Sources: The Daily Share (HLN TV), USA Today.com
…Three Americans have been infected (with the Ebola virus) — and…the World Health Organization warned that the number could shoot up to 10,000 people per week (yes, per week) by December. That’s 10 times the current rate of infection…
(T)he real answer to stopping Ebola? “Diagnostics certainly plays a central role in stemming the spread of Ebola,” says Anurag Mairal, the global program leader for PATH (Program for Appropriate Technology in Health), a humanitarian organization.
Though humanitarian organizations and governments have spent or committed more than $1 billion on the epidemic so far, diagnostics are nowhere near the top of their lists.
With (the) $20,000 standard qPCR Ebola testing machine…in short supply (reportedly fewer than a dozen in Liberia, Guinea and Sierra Leone combined) and a lag between testing and results, quick, cheap Ebola tests could seriously stanch the disease’s spread…
(T)he qPCR’s sleeker, faster rival, the Q16…(made by) PrimerDesign… is comparatively cheap at $6,000, and weighs less than 5 pounds, which makes diagnosis possible even in remote, rural areas. Results take 90 minutes, but the best part is this:
The Q16 can diagnose the virus within five days of infection, weeks before patients start showing symptoms…It’s slated to test live human samples soon.
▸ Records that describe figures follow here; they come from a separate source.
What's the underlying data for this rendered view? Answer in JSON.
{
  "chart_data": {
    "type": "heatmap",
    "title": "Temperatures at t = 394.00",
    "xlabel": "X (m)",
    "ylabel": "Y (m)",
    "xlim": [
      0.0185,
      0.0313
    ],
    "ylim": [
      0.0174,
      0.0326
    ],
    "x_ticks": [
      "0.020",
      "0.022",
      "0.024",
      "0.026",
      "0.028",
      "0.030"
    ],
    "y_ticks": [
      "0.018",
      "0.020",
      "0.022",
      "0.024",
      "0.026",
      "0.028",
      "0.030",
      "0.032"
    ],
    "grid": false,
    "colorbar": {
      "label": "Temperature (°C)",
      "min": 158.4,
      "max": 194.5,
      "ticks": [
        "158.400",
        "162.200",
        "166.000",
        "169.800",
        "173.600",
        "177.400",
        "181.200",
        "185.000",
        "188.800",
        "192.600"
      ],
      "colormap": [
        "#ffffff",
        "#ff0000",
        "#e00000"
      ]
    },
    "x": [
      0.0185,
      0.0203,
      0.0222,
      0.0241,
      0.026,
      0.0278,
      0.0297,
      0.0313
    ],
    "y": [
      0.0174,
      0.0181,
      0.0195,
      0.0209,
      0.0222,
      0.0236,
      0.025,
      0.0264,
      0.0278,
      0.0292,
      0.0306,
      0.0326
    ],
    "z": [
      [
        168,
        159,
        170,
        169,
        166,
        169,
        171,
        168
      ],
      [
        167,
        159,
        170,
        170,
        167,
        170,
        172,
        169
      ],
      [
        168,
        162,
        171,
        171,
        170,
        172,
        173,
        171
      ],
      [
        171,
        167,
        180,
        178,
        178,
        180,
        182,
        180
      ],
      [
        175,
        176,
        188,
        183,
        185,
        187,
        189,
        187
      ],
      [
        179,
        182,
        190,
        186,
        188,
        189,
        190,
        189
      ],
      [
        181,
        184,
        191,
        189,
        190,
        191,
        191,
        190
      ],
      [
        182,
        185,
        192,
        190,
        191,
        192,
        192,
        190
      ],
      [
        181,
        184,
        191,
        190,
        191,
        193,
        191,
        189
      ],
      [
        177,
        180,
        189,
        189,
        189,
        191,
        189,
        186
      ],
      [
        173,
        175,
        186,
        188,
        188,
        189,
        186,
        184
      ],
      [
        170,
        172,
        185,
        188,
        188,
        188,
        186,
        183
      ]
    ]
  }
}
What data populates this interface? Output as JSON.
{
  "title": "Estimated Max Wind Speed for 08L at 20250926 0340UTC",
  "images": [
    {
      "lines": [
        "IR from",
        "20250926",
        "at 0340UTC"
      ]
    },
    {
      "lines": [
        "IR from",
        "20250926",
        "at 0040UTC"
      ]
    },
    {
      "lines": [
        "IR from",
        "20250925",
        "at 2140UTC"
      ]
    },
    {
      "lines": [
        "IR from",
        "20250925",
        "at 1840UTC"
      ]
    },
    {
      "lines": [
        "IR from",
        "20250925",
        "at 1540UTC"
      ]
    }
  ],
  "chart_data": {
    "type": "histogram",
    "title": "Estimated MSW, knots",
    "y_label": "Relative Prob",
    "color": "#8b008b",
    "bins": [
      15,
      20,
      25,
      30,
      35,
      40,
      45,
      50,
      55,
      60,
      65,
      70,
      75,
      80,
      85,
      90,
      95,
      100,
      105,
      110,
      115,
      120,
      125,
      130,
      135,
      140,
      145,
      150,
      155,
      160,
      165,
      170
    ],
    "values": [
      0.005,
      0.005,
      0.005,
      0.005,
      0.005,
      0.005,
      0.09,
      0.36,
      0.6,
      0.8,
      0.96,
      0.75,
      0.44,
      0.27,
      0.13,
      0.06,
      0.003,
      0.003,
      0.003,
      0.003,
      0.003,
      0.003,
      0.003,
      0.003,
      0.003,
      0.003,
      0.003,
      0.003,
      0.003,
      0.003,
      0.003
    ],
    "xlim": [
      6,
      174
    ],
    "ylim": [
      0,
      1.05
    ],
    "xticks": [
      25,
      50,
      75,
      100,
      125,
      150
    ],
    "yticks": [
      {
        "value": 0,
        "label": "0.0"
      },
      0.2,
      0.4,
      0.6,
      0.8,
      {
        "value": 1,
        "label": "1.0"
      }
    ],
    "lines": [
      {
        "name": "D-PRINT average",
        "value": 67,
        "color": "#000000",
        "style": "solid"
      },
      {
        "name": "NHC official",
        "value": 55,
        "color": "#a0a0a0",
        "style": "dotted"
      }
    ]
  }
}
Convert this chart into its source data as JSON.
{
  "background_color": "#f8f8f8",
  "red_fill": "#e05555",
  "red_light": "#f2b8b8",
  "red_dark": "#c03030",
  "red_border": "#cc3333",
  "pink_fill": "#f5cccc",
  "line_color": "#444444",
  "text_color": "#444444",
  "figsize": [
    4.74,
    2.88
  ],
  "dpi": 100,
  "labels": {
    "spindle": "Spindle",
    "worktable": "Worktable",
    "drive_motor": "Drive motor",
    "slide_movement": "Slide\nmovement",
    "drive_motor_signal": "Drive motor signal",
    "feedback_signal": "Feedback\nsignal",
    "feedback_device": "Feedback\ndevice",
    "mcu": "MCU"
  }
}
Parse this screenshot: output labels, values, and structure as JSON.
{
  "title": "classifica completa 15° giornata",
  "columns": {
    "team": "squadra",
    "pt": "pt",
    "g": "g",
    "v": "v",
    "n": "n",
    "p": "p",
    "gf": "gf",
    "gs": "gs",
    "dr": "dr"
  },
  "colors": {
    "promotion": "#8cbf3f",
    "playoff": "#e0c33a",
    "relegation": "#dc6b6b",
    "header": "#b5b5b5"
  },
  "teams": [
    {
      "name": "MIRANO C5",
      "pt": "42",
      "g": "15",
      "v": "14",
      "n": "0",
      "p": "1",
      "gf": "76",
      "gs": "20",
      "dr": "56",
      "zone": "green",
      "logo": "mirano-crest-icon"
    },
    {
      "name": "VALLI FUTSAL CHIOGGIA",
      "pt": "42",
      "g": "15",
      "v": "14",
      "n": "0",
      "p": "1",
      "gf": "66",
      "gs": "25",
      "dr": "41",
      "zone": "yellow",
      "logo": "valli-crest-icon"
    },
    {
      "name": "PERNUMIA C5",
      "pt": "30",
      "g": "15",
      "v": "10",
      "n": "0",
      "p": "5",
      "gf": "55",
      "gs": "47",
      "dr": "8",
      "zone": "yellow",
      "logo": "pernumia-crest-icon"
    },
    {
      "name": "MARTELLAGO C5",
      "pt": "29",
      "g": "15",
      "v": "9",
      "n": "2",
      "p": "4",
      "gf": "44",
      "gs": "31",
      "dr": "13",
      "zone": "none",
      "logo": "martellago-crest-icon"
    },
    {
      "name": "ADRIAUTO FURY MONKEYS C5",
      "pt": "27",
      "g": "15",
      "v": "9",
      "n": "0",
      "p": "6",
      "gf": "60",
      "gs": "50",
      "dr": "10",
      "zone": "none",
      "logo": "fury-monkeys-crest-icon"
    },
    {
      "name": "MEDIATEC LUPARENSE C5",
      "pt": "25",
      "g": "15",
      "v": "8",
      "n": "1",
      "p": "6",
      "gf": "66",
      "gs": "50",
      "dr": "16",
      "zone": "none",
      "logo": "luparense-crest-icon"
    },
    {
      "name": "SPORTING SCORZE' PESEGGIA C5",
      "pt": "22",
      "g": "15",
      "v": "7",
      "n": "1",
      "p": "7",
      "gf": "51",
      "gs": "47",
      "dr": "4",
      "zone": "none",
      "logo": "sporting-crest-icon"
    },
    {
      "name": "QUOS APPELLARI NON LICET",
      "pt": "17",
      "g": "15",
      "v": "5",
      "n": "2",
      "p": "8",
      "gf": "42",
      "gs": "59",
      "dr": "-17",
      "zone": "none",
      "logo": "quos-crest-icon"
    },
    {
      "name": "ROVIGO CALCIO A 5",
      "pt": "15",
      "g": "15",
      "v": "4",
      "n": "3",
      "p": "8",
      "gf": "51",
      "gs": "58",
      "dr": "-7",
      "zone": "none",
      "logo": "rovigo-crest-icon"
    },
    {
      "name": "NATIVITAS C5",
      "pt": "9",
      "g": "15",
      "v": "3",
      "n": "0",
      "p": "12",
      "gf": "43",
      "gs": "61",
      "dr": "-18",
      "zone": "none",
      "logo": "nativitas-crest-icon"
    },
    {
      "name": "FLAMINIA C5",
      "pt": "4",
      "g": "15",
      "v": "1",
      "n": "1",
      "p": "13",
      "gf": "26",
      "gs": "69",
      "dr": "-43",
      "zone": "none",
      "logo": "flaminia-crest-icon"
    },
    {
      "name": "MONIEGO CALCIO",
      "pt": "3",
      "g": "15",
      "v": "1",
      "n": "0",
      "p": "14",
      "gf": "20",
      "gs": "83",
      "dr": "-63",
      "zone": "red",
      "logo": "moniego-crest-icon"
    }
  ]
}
Then there’s Selim Unlu, nanotechnologist, and his team at Boston University. Their invention…draws blood “straight from the vein,” dabs it on a silicon chip and shines a single-colored LED through it. The Ebola-specific particles appear as bright dots on the chip, if present. Like the PrimerDesign machine, it will be able to detect Ebola in asymptomatic patients…(H)is nanotechnology machine will take at least six months to hit the market.
Anurag Mairal notes that authorities in developed countries didn’t kick into high gear with research until it became clear that Ebola could reach them, too. In the future, ways will be needed to better incorporate diagnostics into the health care system instead of “simply rolling out new technology when an outbreak occurs.”